L’équipe « sécurité, santé » de la NASA a pris le relais des mains de l’équipe « EDL » (Entry, Descent, Landing) et va procéder aux différents “checkings” pour savoir dans quel état se trouve le rover et ses équipements mais il semble que le « touch-down » se soit passé en douceur. Donc, sauf mauvaise surprise, l’exploration de ce site magnifique va pouvoir commencer.

Tout le monde a bien vu depuis les photos prises par les satellites, le dessin de ce delta et du fleuve asséché en amont. L’eau a coulé abondamment dans ce fleuve en charriant toutes les alluvions possibles, de toutes les tailles possibles et créant des roches très riches en argiles, jusque-là où se trouve aujourd’hui notre “observateur” à roues. Toutes les conditions ont été remplies pour que cette eau imbibant suffisamment longtemps ce sol, permette dans l’environnement calme du lac, de faire évoluer longuement les molécules organiques qui pouvaient s’y trouver. « Jusqu’où ? » est LA question que tout le monde se pose.

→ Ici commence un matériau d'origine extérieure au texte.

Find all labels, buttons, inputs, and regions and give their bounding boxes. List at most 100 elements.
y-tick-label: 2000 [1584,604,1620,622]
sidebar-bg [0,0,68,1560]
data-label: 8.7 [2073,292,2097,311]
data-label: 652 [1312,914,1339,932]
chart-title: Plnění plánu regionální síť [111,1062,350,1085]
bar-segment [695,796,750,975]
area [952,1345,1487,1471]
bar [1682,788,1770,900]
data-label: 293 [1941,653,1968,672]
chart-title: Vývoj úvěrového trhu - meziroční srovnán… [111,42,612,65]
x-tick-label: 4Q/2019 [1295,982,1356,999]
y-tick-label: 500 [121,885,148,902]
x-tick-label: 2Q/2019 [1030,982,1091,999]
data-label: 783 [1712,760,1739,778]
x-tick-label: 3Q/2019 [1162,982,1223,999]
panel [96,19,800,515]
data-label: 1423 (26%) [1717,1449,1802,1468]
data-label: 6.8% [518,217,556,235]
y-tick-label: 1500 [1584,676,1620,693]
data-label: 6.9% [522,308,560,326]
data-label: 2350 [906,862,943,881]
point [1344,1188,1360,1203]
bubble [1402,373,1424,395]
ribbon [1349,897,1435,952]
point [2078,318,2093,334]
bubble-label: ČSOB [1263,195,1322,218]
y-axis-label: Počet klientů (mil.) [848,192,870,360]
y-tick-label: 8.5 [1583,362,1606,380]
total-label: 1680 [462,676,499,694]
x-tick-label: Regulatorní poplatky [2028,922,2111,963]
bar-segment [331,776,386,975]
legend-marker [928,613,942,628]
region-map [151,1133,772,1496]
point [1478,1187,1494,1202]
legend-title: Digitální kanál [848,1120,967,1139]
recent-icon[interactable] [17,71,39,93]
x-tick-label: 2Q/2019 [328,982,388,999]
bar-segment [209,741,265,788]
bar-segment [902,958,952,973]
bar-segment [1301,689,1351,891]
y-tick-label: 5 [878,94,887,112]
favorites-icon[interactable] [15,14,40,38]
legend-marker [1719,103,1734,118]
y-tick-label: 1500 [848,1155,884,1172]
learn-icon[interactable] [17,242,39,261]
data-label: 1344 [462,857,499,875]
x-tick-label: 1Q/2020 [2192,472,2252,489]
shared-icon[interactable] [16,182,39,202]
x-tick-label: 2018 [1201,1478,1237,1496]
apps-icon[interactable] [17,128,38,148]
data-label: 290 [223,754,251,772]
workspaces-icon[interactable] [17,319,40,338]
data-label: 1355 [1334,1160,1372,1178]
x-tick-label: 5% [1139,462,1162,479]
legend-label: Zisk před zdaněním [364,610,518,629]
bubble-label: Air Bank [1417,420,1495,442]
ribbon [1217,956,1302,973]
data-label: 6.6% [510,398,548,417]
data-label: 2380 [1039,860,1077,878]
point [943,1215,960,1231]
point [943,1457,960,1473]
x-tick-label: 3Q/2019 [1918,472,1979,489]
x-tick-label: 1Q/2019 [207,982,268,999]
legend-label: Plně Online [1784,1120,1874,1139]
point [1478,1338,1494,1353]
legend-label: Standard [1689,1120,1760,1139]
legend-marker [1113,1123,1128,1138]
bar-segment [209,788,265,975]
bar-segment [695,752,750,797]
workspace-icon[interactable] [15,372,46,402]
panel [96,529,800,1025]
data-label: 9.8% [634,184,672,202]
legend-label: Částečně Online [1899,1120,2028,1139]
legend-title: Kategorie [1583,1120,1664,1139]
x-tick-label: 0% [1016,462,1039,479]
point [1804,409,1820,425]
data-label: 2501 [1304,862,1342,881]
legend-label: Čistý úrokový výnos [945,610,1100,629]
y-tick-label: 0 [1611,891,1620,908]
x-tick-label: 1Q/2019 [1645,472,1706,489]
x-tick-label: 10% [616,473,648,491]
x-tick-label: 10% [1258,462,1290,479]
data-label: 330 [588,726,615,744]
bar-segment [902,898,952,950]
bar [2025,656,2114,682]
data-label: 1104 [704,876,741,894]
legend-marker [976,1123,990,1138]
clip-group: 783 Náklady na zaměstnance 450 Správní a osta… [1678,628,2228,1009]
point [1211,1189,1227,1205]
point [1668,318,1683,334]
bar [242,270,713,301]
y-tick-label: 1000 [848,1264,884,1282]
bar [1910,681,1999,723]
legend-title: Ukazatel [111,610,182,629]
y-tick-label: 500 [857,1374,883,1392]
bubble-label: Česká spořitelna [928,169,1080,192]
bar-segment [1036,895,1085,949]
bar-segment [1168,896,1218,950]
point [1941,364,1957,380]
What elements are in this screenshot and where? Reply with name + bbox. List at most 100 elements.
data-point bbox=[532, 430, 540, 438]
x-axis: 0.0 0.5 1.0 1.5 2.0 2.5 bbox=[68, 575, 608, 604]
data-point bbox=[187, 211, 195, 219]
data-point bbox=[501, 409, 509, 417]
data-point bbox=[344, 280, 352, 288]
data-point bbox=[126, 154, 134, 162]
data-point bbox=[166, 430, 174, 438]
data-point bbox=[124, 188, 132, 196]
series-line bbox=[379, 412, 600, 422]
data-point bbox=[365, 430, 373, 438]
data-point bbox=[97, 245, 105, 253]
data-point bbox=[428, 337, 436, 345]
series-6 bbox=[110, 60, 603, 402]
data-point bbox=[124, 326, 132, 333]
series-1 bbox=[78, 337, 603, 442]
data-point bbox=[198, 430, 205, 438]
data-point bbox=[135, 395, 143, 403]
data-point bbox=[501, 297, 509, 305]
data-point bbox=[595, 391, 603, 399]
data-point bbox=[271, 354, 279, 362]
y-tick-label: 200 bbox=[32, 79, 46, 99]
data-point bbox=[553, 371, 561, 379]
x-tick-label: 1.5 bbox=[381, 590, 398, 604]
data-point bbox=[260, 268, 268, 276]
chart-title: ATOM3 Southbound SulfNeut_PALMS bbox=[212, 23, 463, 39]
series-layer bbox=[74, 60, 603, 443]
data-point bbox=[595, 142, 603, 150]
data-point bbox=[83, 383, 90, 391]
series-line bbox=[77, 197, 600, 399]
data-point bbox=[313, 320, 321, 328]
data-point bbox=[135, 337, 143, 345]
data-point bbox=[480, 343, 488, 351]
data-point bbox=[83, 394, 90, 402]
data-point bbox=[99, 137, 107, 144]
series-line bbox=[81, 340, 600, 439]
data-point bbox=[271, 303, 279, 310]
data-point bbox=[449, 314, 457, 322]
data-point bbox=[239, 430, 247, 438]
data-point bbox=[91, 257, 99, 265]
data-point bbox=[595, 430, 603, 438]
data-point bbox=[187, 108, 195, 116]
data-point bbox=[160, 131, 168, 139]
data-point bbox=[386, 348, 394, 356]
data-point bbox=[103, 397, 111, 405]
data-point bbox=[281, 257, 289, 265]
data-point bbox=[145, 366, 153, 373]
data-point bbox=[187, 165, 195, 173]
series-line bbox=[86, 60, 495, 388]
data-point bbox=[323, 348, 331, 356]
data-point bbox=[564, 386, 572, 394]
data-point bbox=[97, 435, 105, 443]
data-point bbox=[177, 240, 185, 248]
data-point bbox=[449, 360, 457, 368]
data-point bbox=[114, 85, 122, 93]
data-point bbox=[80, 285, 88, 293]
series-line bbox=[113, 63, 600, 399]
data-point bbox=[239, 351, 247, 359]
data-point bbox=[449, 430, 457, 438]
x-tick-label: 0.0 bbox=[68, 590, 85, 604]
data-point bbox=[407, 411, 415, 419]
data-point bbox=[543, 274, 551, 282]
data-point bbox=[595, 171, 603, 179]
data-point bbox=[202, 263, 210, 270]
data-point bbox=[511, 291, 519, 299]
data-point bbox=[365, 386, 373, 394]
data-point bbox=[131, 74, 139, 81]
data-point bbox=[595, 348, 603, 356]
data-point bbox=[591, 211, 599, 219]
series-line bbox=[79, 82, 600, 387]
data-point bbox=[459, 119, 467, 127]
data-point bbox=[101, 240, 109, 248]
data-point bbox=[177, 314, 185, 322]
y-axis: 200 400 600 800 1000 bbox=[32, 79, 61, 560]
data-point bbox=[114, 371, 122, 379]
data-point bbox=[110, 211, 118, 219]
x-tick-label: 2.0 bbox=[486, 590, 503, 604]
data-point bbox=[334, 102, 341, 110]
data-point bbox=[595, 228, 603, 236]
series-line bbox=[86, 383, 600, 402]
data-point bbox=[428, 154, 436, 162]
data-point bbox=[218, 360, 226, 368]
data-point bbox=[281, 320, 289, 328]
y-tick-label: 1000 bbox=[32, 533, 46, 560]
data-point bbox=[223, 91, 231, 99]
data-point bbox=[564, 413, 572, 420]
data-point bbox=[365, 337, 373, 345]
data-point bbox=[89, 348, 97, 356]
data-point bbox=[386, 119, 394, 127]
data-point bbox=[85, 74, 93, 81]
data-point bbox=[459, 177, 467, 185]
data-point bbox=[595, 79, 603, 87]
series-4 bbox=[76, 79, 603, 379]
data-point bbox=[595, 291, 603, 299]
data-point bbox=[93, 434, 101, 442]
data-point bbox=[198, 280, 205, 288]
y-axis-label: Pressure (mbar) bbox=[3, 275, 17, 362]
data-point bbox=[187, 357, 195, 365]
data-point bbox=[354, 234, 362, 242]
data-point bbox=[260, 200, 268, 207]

Mais il ne faut pas rêver. Le plus intéressant serait de trouver un degré de complexification organique sensiblement plus important que dans les astéroïdes. Ce qui nous intéresse, à mon avis, encore plus que le résultat d’une évolution concrétisée dans une cellule ayant été vivante, c’est l’évolution vers ce résultat qui nous permettrait de comprendre mieux les étapes intermédiaires et donc les contraintes environnementales qui les ont permises à comparer avec nos propres contraintes qui ont permis quelque chose de plus abouti dans la même ligne d’évolution.

Vous avez remarqué que le fond du lac est plus bas que le delta et que même le cours d’eau domine ce niveau d’assez haut. C’est que le relief est « inversé ». Plus dense, les sites d’écoulement et d’accumulation de matière n’ont pas été érodés avec le même succès que les dépôts plus « tendres » du fond du lac. Et sur plusieurs milliards d’années, ça se voit.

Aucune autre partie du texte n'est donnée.